神保町らくごカフェでの火曜恒例若手二人会「らくごカフェに火曜会」、11月20日は三遊亭天どんと柳亭こみちが出演した。まずこみちが演じたのは『附子』。桂枝太郎が狂言を落語に作り替えたもので、旦那が水飴の入った瓶のことを「あの中身は附子という毒だから舐めたりするな」と注意して出かけた留守に、定吉と権助が中身を全部舐めてしまう。軽妙な味わいの楽しい小品だ。
天どんが『小間物屋政談』と『イタチの留吉』(三遊亭圓丈作)を披露した後、トリのこみちが演じたのが『富久』。久蔵が丸屋の旦那から「鶴の八八八」の札を買うことから圓太郎と同じ型だと気づいたのだが、こみち独自の工夫が随所に加えられている。まず、冒頭で久蔵に声を掛けるのは丸屋の旦那ではなく芸者の「おたま」。
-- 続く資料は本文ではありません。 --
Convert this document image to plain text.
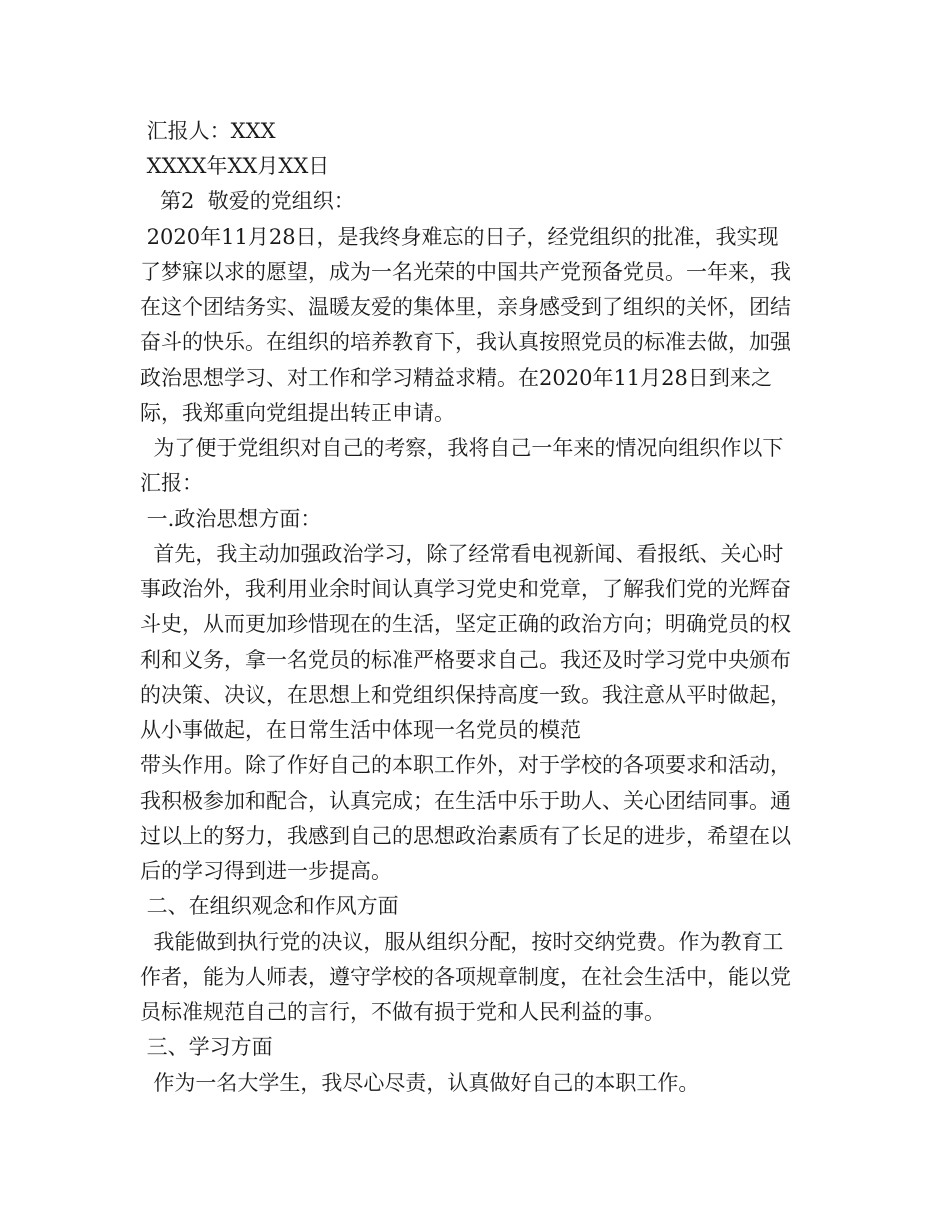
汇报人：XXX

XXXX年XX月XX日

第2  敬爱的党组织：

2020年11月28日，是我终身难忘的日子，经党组织的批准，我实现

了梦寐以求的愿望，成为一名光荣的中国共产党预备党员。一年来，我

在这个团结务实、温暖友爱的集体里，亲身感受到了组织的关怀，团结

奋斗的快乐。在组织的培养教育下，我认真按照党员的标准去做，加强

政治思想学习、对工作和学习精益求精。在2020年11月28日到来之

际，我郑重向党组提出转正申请。

为了便于党组织对自己的考察，我将自己一年来的情况向组织作以下

汇报：

一.政治思想方面：

首先，我主动加强政治学习，除了经常看电视新闻、看报纸、关心时

事政治外，我利用业余时间认真学习党史和党章，了解我们党的光辉奋

斗史，从而更加珍惜现在的生活，坚定正确的政治方向；明确党员的权

利和义务，拿一名党员的标准严格要求自己。我还及时学习党中央颁布

的决策、决议，在思想上和党组织保持高度一致。我注意从平时做起，

从小事做起，在日常生活中体现一名党员的模范

带头作用。除了作好自己的本职工作外，对于学校的各项要求和活动，

我积极参加和配合，认真完成；在生活中乐于助人、关心团结同事。通

过以上的努力，我感到自己的思想政治素质有了长足的进步，希望在以

后的学习得到进一步提高。

二、在组织观念和作风方面

我能做到执行党的决议，服从组织分配，按时交纳党费。作为教育工

作者，能为人师表，遵守学校的各项规章制度，在社会生活中，能以党

员标准规范自己的言行，不做有损于党和人民利益的事。

三、学习方面

作为一名大学生，我尽心尽责，认真做好自己的本职工作。
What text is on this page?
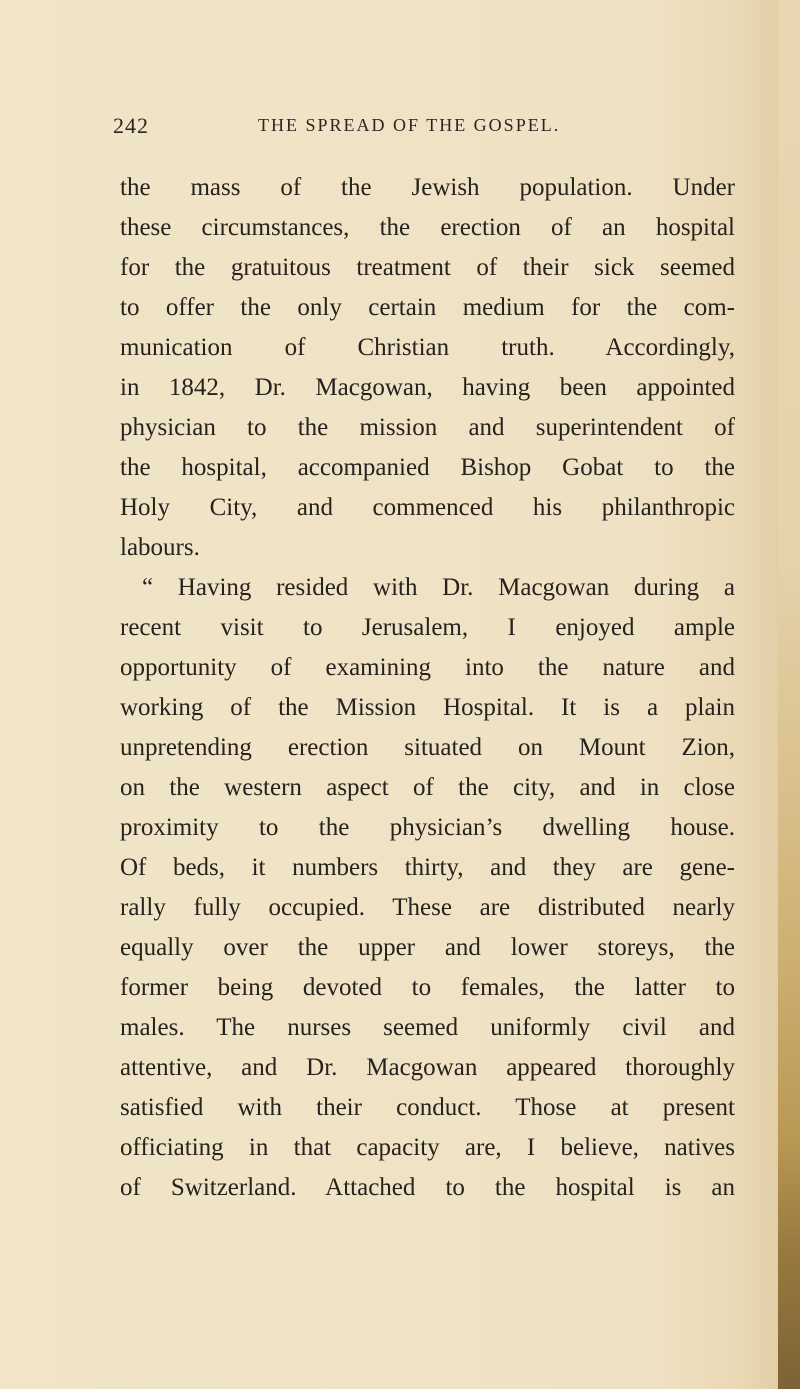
242	THE SPREAD OF THE GOSPEL.
the mass of the Jewish population. Under
these circumstances, the erection of an hospital
for the gratuitous treatment of their sick seemed
to offer the only certain medium for the com-
munication of Christian truth. Accordingly,
in 1842, Dr. Macgowan, having been appointed
physician to the mission and superintendent of
the hospital, accompanied Bishop Gobat to the
Holy City, and commenced his philanthropic
labours.
“ Having resided with Dr. Macgowan during a
recent visit to Jerusalem, I enjoyed ample
opportunity of examining into the nature and
working of the Mission Hospital. It is a plain
unpretending erection situated on Mount Zion,
on the western aspect of the city, and in close
proximity to the physician’s dwelling house.
Of beds, it numbers thirty, and they are gene-
rally fully occupied. These are distributed nearly
equally over the upper and lower storeys, the
former being devoted to females, the latter to
males. The nurses seemed uniformly civil and
attentive, and Dr. Macgowan appeared thoroughly
satisfied with their conduct. Those at present
officiating in that capacity are, I believe, natives
of Switzerland. Attached to the hospital is an
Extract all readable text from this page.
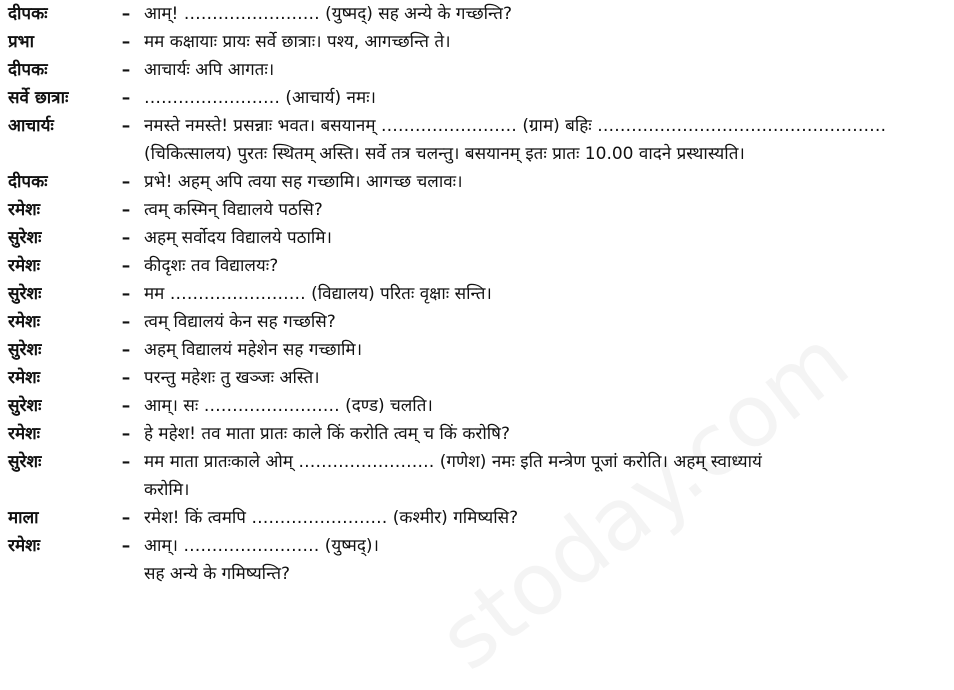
दीपकः	– आम्! …………………… (युष्मद्) सह अन्ये के गच्छन्ति?
प्रभा	– मम कक्षायाः प्रायः सर्वे छात्राः। पश्य, आगच्छन्ति ते।
दीपकः	– आचार्यः अपि आगतः।
सर्वे छात्राः	– …………………… (आचार्य) नमः।
आचार्यः	– नमस्ते नमस्ते! प्रसन्नाः भवत। बसयानम् …………………… (ग्राम) बहिः ……………………………………………
(चिकित्सालय) पुरतः स्थितम् अस्ति। सर्वे तत्र चलन्तु। बसयानम् इतः प्रातः 10.00 वादने प्रस्थास्यति।
दीपकः	– प्रभे! अहम् अपि त्वया सह गच्छामि। आगच्छ चलावः।
रमेशः	– त्वम् कस्मिन् विद्यालये पठसि?
सुरेशः	– अहम् सर्वोदय विद्यालये पठामि।
रमेशः	– कीदृशः तव विद्यालयः?
सुरेशः	– मम …………………… (विद्यालय) परितः वृक्षाः सन्ति।
रमेशः	– त्वम् विद्यालयं केन सह गच्छसि?
सुरेशः	– अहम् विद्यालयं महेशेन सह गच्छामि।
रमेशः	– परन्तु महेशः तु खञ्जः अस्ति।
सुरेशः	– आम्। सः …………………… (दण्ड) चलति।
रमेशः	– हे महेश! तव माता प्रातः काले किं करोति त्वम् च किं करोषि?
सुरेशः	– मम माता प्रातःकाले ओम् …………………… (गणेश) नमः इति मन्त्रेण पूजां करोति। अहम् स्वाध्यायं
करोमि।
माला	– रमेश! किं त्वमपि …………………… (कश्मीर) गमिष्यसि?
रमेशः	– आम्। …………………… (युष्मद्)।
सह अन्ये के गमिष्यन्ति?
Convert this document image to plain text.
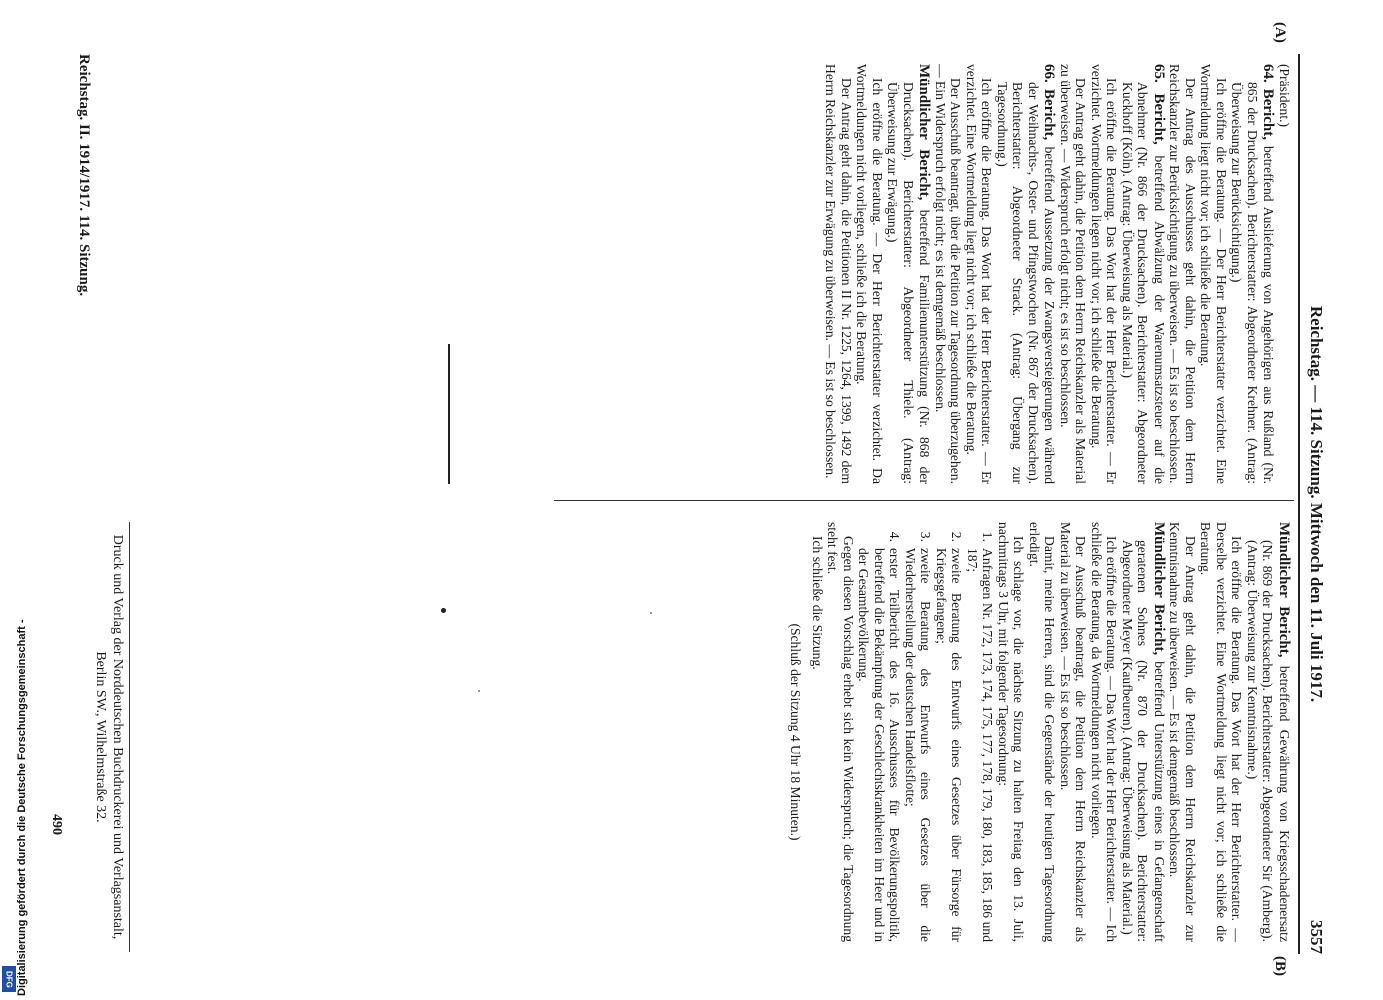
Reichstag. — 114. Sitzung. Mittwoch den 11. Juli 1917.
3557
(A)
(B)

(Präsident.)

64. Bericht, betreffend Auslieferung von Angehörigen aus Rußland (Nr. 865 der Drucksachen). Berichterstatter: Abgeordneter Krehner. (Antrag: Überweisung zur Berücksichtigung.)

Ich eröffne die Beratung. — Der Herr Berichterstatter verzichtet. Eine Wortmeldung liegt nicht vor; ich schließe die Beratung.

Der Antrag des Ausschusses geht dahin, die Petition dem Herrn Reichskanzler zur Berücksichtigung zu überweisen. — Es ist so beschlossen.

65. Bericht, betreffend Abwälzung der Warenumsatzsteuer auf die Abnehmer (Nr. 866 der Drucksachen). Berichterstatter: Abgeordneter Kuckhoff (Köln). (Antrag: Überweisung als Material.)

Ich eröffne die Beratung. Das Wort hat der Herr Berichterstatter. — Er verzichtet. Wortmeldungen liegen nicht vor; ich schließe die Beratung.

Der Antrag geht dahin, die Petition dem Herrn Reichskanzler als Material zu überweisen. — Widerspruch erfolgt nicht; es ist so beschlossen.

66. Bericht, betreffend Aussetzung der Zwangsversteigerungen während der Weihnachts-, Oster- und Pfingstwochen (Nr. 867 der Drucksachen). Berichterstatter: Abgeordneter Strack. (Antrag: Übergang zur Tagesordnung.)

Ich eröffne die Beratung. Das Wort hat der Herr Berichterstatter. — Er verzichtet. Eine Wortmeldung liegt nicht vor; ich schließe die Beratung.

Der Ausschuß beantragt, über die Petition zur Tagesordnung überzugehen. — Ein Widerspruch erfolgt nicht; es ist demgemäß beschlossen.

Mündlicher Bericht, betreffend Familienunterstützung (Nr. 868 der Drucksachen). Berichterstatter: Abgeordneter Thiele. (Antrag: Überweisung zur Erwägung.)

Ich eröffne die Beratung. — Der Herr Berichterstatter verzichtet. Da Wortmeldungen nicht vorliegen, schließe ich die Beratung.

Der Antrag geht dahin, die Petitionen II Nr. 1225, 1264, 1399, 1492 dem Herrn Reichskanzler zur Erwägung zu überweisen. — Es ist so beschlossen.

Mündlicher Bericht, betreffend Gewährung von Kriegsschadenersatz (Nr. 869 der Drucksachen). Berichterstatter: Abgeordneter Sir (Amberg). (Antrag: Überweisung zur Kenntnisnahme.)

Ich eröffne die Beratung. Das Wort hat der Herr Berichterstatter. — Derselbe verzichtet. Eine Wortmeldung liegt nicht vor; ich schließe die Beratung.

Der Antrag geht dahin, die Petition dem Herrn Reichskanzler zur Kenntnisnahme zu überweisen. — Es ist demgemäß beschlossen.

Mündlicher Bericht, betreffend Unterstützung eines in Gefangenschaft geratenen Sohnes (Nr. 870 der Drucksachen). Berichterstatter: Abgeordneter Meyer (Kaufbeuren). (Antrag: Überweisung als Material.)

Ich eröffne die Beratung. — Das Wort hat der Herr Berichterstatter. — Ich schließe die Beratung, da Wortmeldungen nicht vorliegen.

Der Ausschuß beantragt, die Petition dem Herrn Reichskanzler als Material zu überweisen. — Es ist so beschlossen.

Damit, meine Herren, sind die Gegenstände der heutigen Tagesordnung erledigt.

Ich schlage vor, die nächste Sitzung zu halten Freitag den 13. Juli, nachmittags 3 Uhr, mit folgender Tagesordnung:

1.
Anfragen Nr. 172, 173, 174, 175, 177, 178, 179, 180, 183, 185, 186 und 187;
2.
zweite Beratung des Entwurfs eines Gesetzes über Fürsorge für Kriegsgefangene;
3.
zweite Beratung des Entwurfs eines Gesetzes über die Wiederherstellung der deutschen Handelsflotte;
4.
erster Teilbericht des 16. Ausschusses für Bevölkerungspolitik, betreffend die Bekämpfung der Geschlechtskrankheiten im Heer und in der Gesamtbevölkerung.

Gegen diesen Vorschlag erhebt sich kein Widerspruch; die Tagesordnung steht fest.

Ich schließe die Sitzung.

(Schluß der Sitzung 4 Uhr 18 Minuten.)

Reichstag. II. 1914/1917. 114. Sitzung.
Druck und Verlag der Norddeutschen Buchdruckerei und Verlagsanstalt,
Berlin SW., Wilhelmstraße 32.
490
DFG Digitalisierung gefördert durch die Deutsche Forschungsgemeinschaft -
彼女が「丸屋の旦那から富くじを買ってきたところなの」と言うのを聞いて久蔵も買いに行く、という設定だ。
日本橋石町が火事と聞いて駆けつけた久蔵が箪笥を担いだりするところは圓太郎のままだが、お内儀さんが久蔵に「心配してたんだよ、よく来たね」と声を掛けるのはこみちが加えた演出。浅草三間町が火事になって番頭と一緒に出掛けた久蔵が店に戻ってきたときも、お内儀さんが久蔵に優しい言葉を掛ける。芸者やお内儀を出すのは女性演者としての個性を活かした効果的な演出だ。